Hello,
I am trying to implement a mixture model in pyro with categorical distribution weights that have more than one dimension. This is because I have some prior knowledge about the categories of some (but not all) of my observations.
In this example my data has 80 observations across two dimensions with size 10 and 2, so:
x_data.shape = (80,10,2)
Furthermore, there are 4 categories. So in the simple case:
self.weights.shape = torch.Size([1, 1, 1, 4])
and in the more complex case with separate weights for each observation:
self.weights.shape = torch.Size([80, 1, 1, 4])
My likelihood function is:
with obs_plate:
assignment = pyro.sample('assignment', dist.Categorical(probs = self.weights))
rate = alpha / mu[torch.arange(self.n_obs),:,:,assignment[:,0,0,0]]
pyro.sample("data_target",
dist.GammaPoisson(concentration= alpha, rate= rate), obs=x_data)

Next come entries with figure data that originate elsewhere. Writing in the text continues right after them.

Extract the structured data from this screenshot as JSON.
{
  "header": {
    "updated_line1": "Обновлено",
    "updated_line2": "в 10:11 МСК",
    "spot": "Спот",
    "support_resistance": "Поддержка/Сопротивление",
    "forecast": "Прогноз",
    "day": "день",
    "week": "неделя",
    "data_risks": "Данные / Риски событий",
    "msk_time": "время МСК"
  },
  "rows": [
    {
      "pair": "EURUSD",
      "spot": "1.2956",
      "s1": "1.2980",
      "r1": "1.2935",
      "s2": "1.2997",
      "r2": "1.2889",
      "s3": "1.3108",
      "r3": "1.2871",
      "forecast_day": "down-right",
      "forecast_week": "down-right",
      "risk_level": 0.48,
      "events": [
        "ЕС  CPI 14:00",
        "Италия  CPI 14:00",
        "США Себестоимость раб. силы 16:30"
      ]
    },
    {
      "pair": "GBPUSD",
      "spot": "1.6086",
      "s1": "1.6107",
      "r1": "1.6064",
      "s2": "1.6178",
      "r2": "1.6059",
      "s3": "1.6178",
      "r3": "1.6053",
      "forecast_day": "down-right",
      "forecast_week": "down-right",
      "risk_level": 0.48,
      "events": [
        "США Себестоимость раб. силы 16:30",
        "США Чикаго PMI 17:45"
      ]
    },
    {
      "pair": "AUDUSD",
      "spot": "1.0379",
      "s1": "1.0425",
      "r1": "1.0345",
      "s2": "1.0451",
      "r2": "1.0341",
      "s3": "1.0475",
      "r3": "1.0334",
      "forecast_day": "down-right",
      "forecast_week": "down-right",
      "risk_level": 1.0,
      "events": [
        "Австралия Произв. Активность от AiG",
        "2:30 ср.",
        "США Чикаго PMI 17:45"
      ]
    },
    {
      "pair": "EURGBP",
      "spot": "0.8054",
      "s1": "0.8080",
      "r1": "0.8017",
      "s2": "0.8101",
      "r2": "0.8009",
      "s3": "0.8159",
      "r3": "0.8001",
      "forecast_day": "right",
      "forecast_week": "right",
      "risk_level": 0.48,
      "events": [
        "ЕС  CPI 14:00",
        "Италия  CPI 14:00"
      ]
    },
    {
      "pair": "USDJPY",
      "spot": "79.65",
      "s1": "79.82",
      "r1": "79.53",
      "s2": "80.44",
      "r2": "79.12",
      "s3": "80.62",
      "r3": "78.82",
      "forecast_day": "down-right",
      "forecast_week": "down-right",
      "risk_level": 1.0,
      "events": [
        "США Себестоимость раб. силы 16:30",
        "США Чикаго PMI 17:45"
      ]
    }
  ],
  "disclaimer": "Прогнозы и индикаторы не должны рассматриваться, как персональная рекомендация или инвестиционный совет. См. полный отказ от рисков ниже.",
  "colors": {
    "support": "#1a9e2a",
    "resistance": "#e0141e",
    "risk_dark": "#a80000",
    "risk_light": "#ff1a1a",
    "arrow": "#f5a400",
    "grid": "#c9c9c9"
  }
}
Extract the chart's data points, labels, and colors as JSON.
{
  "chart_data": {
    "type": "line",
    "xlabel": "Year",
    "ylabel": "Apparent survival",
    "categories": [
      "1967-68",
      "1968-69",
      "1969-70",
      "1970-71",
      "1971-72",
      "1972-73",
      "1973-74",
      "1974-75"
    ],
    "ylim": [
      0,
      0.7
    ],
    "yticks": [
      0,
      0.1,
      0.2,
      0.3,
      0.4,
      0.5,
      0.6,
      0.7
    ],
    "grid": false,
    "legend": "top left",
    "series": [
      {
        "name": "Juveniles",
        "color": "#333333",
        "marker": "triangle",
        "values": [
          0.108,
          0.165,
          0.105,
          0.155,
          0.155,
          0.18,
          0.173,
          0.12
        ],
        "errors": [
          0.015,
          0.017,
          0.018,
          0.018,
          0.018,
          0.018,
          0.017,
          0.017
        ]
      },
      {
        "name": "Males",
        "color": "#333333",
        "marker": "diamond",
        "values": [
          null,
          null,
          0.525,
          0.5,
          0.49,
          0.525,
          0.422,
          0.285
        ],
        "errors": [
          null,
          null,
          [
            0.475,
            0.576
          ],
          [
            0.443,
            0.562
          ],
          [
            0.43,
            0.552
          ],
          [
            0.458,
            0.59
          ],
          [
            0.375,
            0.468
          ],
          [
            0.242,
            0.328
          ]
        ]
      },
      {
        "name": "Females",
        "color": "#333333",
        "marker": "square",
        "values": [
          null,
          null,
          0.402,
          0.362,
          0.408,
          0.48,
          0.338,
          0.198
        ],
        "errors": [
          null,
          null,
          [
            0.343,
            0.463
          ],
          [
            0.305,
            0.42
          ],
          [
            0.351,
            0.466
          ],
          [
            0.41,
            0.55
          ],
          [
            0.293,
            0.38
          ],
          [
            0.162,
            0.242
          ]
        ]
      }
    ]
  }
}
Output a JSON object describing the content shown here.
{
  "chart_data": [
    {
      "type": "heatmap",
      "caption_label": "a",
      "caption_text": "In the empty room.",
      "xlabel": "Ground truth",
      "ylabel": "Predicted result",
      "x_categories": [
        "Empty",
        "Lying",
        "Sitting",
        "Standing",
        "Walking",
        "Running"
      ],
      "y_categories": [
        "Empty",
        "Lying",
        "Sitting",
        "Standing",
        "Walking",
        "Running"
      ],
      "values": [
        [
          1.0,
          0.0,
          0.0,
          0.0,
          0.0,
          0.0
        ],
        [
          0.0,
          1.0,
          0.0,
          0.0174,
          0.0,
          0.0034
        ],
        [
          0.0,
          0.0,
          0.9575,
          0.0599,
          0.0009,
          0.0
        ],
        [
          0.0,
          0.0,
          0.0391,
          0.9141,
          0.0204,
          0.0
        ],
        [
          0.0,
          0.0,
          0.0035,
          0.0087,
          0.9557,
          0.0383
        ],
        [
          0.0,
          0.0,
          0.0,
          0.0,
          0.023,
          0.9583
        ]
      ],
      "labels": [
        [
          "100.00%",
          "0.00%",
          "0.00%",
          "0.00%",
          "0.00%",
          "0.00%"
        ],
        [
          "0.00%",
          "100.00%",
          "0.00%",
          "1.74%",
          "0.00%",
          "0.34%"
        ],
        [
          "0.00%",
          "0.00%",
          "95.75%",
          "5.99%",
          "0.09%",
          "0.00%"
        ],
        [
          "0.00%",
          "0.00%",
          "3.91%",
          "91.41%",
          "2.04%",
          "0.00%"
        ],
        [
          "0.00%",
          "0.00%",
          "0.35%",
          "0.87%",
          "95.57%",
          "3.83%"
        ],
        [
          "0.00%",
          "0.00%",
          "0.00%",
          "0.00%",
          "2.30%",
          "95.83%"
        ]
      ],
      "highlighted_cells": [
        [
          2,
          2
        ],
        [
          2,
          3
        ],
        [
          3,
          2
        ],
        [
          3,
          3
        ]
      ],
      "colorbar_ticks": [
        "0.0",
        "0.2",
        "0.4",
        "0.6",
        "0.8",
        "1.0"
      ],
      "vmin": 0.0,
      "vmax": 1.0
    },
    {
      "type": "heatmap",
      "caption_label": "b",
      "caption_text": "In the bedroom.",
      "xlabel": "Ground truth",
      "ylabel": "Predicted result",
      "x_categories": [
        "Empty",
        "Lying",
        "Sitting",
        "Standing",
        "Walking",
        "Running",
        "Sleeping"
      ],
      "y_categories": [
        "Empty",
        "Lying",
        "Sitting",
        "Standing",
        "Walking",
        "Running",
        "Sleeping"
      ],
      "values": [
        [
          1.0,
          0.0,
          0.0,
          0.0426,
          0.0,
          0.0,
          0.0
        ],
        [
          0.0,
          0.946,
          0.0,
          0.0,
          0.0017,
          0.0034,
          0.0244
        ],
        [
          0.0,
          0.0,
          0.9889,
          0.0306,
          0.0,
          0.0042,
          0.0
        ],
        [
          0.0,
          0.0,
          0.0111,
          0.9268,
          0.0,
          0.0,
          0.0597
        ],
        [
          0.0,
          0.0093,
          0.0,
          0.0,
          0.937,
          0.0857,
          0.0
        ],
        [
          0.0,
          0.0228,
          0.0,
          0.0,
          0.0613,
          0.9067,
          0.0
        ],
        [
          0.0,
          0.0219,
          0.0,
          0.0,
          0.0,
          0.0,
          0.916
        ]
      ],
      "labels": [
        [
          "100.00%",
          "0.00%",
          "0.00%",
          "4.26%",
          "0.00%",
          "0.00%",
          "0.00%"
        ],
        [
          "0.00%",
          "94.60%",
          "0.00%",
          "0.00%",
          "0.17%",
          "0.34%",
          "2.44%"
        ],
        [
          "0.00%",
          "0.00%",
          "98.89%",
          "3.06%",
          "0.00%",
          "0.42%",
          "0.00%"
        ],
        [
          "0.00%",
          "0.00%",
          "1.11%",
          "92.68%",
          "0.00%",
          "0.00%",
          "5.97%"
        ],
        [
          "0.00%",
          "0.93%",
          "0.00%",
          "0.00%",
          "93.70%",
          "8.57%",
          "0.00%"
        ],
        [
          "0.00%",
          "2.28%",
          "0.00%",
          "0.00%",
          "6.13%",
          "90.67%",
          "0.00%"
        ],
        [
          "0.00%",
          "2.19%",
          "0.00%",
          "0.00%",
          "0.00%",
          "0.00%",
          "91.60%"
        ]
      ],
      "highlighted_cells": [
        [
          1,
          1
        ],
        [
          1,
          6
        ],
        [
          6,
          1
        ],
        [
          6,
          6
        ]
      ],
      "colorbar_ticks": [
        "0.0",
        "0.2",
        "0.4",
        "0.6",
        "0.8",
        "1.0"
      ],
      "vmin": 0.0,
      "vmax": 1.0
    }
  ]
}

If I do not have separate weight priors for each observation, all variables seem to have the correct dimensions when I train the model and print out the shape of each variable:
self.weights.shape = torch.Size([1, 1, 1, 4])
assignment.shape = torch.Size([1, 1, 1, 4])
alpha.shape = torch.Size([10, 1])
rate.shape = torch.Size([80, 10, 2])
x_data.shape = torch.Size([80, 10, 2])
However, when I do have separate weights priors for each observations, I think the dimensions of the assignment variable are wrong:
self.weights.shape = torch.Size([80, 1, 1, 4])
assignment.shape = torch.Size([80, 1, 1, 4])
alpha.shape = torch.Size([10, 1])
rate.shape = torch.Size([80, 10, 2])
x_data.shape = torch.Size([80, 10, 2])
The assignment variable is inferred via enumeration during training, so from what I understand it should still just have shape (1,1,1,4) and not (80,1,1,4).
Memory requirements also increase drastically in this case, so that I cannot run this example on a large dataset. So I am stuck at this point and it would be really great if you can help me to get this complex model to work.